Monday, August 8, 2011

What do you call stupidity sent to University?

I’m paraphrasing P.J O’Rourke for the title of this blog and I want to talk about boards of directors and IT Governance standards over the next few weeks.

Now I know that most Boards are about to be mightily offended by this, but, lets face it, as the ultimate authority within corporations, the apex of the pyramid, the pinnacle of success, they are the ones responsible for the economic mess we all find ourselves in.

Now they want to stick their all-seeing, all-knowing fingers into the world of technology. They’re going to take everything they learned in creating economic chaos apply it to the technology used in their companies under the banner of governance - as soon as you hear this word uttered you will see rapturous faces as the hallelujah chorus comes up.

This isn’t a good thing. The Hallelujah Chorus is about the end of the world.

The first reason you know your screwed is when you start hearing about COBIT, ISO38500, AS8015. This alphanumeric upchuck represents the rules you’ll live your life by after the Board has finished applying them. Not to improve things in the company mind you, but to cover their butts and make sure they don’t get fitted for an orange jump suit and set up for the ‘perp walk’ from the front of the building.

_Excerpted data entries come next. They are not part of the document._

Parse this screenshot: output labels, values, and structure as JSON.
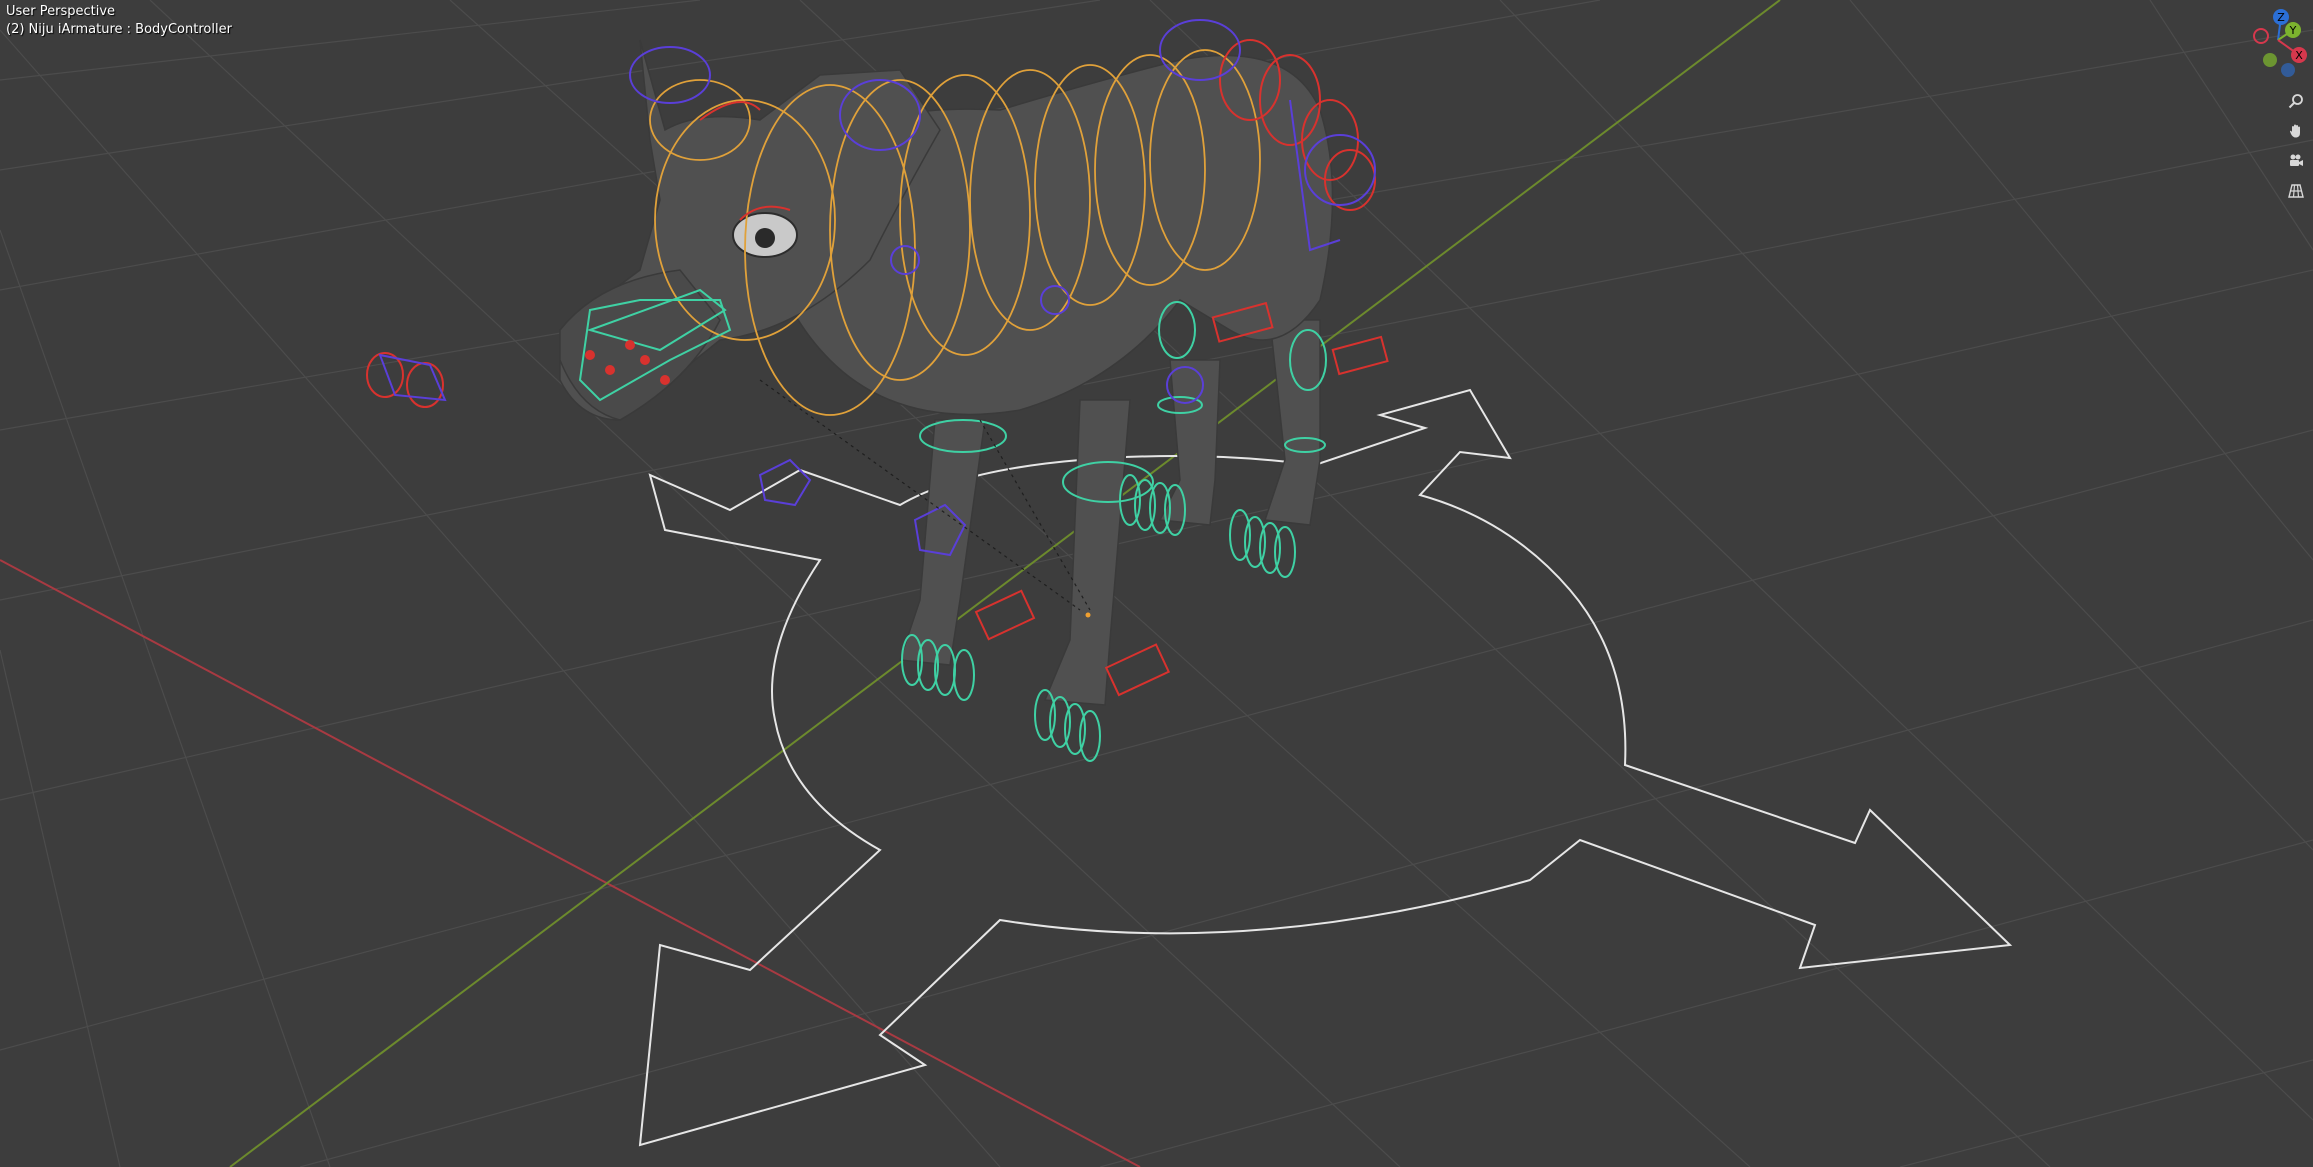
{
  "viewport": {
    "view_name": "User Perspective",
    "object_info": "(2) Niju iArmature : BodyController"
  },
  "gizmo": {
    "axes": [
      {
        "label": "Z",
        "color": "#2b6fd6"
      },
      {
        "label": "Y",
        "color": "#7cb32e"
      },
      {
        "label": "X",
        "color": "#d6384d"
      }
    ]
  },
  "nav_buttons": [
    {
      "name": "zoom-icon",
      "glyph": "🔍"
    },
    {
      "name": "pan-hand-icon",
      "glyph": "✋"
    },
    {
      "name": "camera-icon",
      "glyph": "🎥"
    },
    {
      "name": "grid-ortho-icon",
      "glyph": "▦"
    }
  ],
  "colors": {
    "background": "#3d3d3d",
    "grid": "#505050",
    "x_axis": "#a83a42",
    "y_axis": "#6c8a2d",
    "bone_orange": "#e0a13a",
    "bone_teal": "#3fd1a4",
    "bone_red": "#d8322e",
    "bone_blue": "#5a3fd8",
    "controller_white": "#e6e6e6"
  }
}
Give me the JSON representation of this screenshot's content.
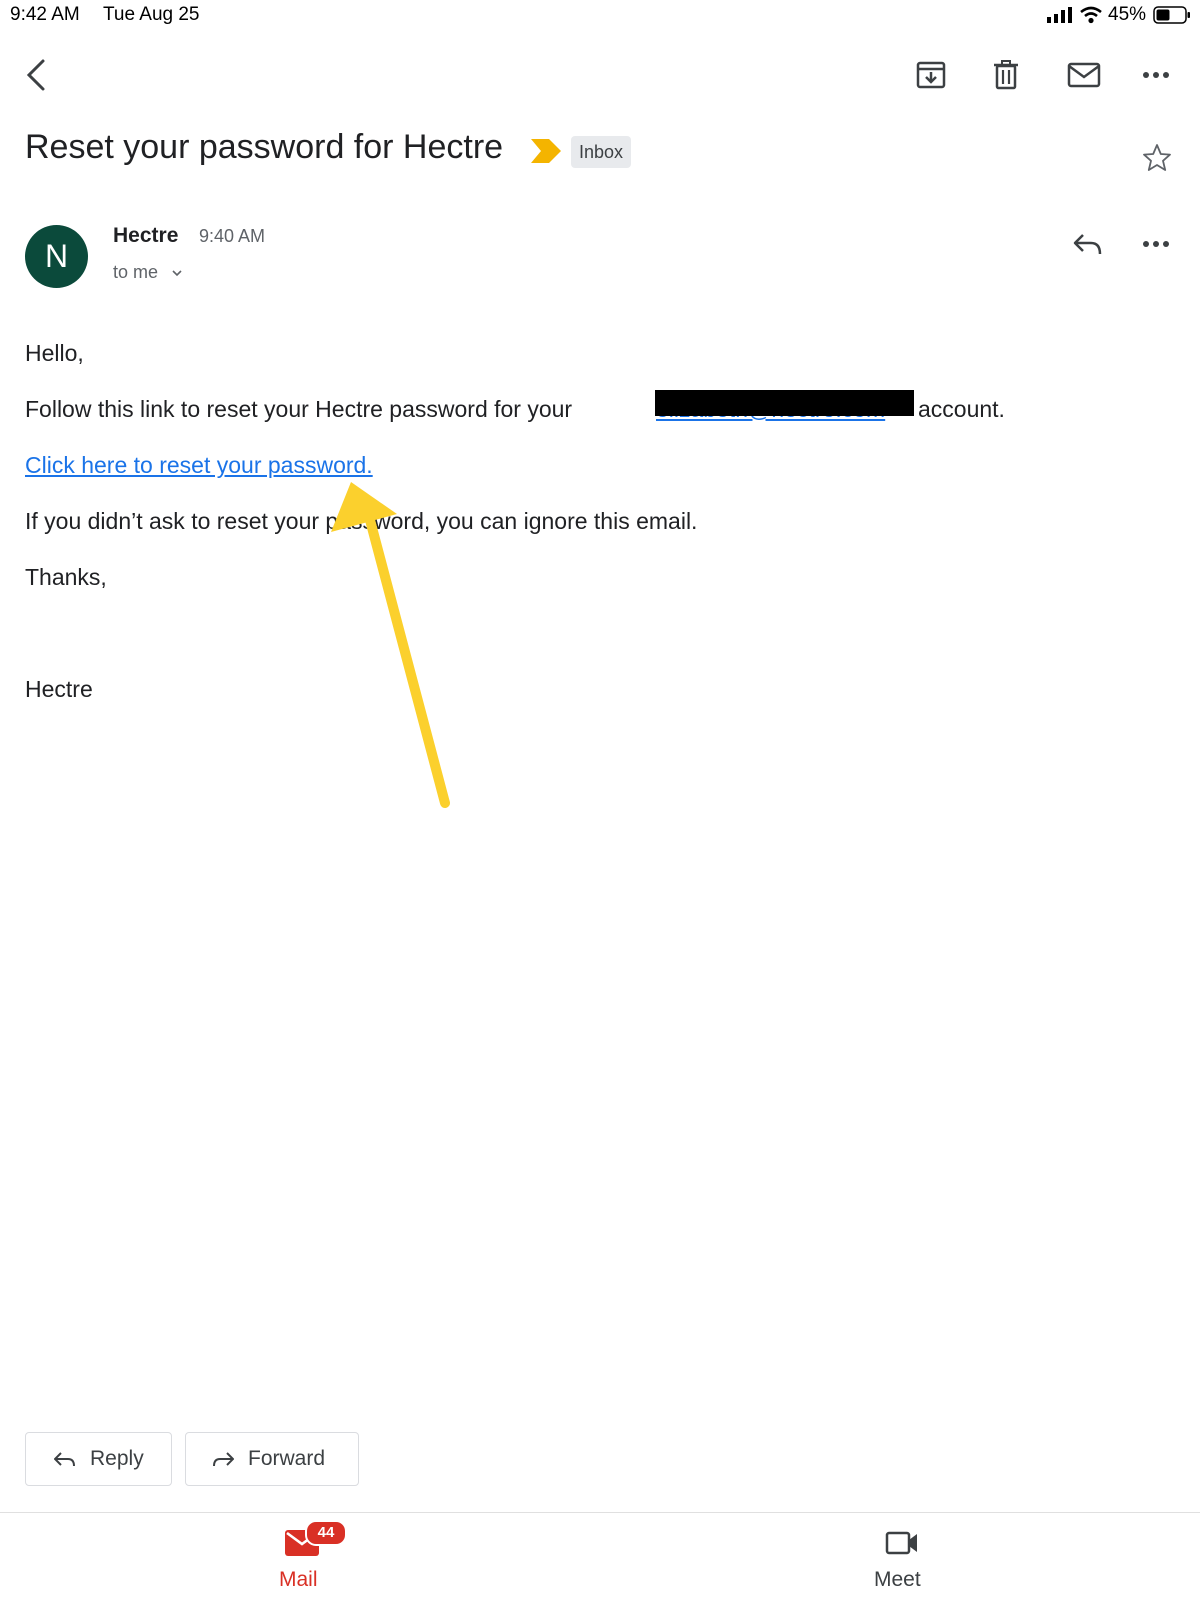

Don’t buy into the bullshit, this isn’t about efficiency, effectiveness and oversight.

You see the principles espoused in these tomes of wisdom are documented, codified and formalised in this way to provide cover for the board and keep the auditors off their collective backs because their trusted lieutenants, their management team, actively avoid and sabotage at every turn everything that is defined in those ‘governance standards’ and they don’t want to, or won’t address that problem.

The dirty little secret is that COBIT, AS8015 and ISO38500 are all about getting business to own and take responsibility for their part of the technical puzzle that is information technology and telecommunications within your corporate environment.

This explosion of standards and guidelines is documented, defined and cross-referenced because common sense isn’t common.

In a future blog entry I’ll talk about why, regardless of standards and the miasmatic alphabet soup above this is doomed to failure without a wholesale change in corporate culture and the reversal of 30+ years of business practice.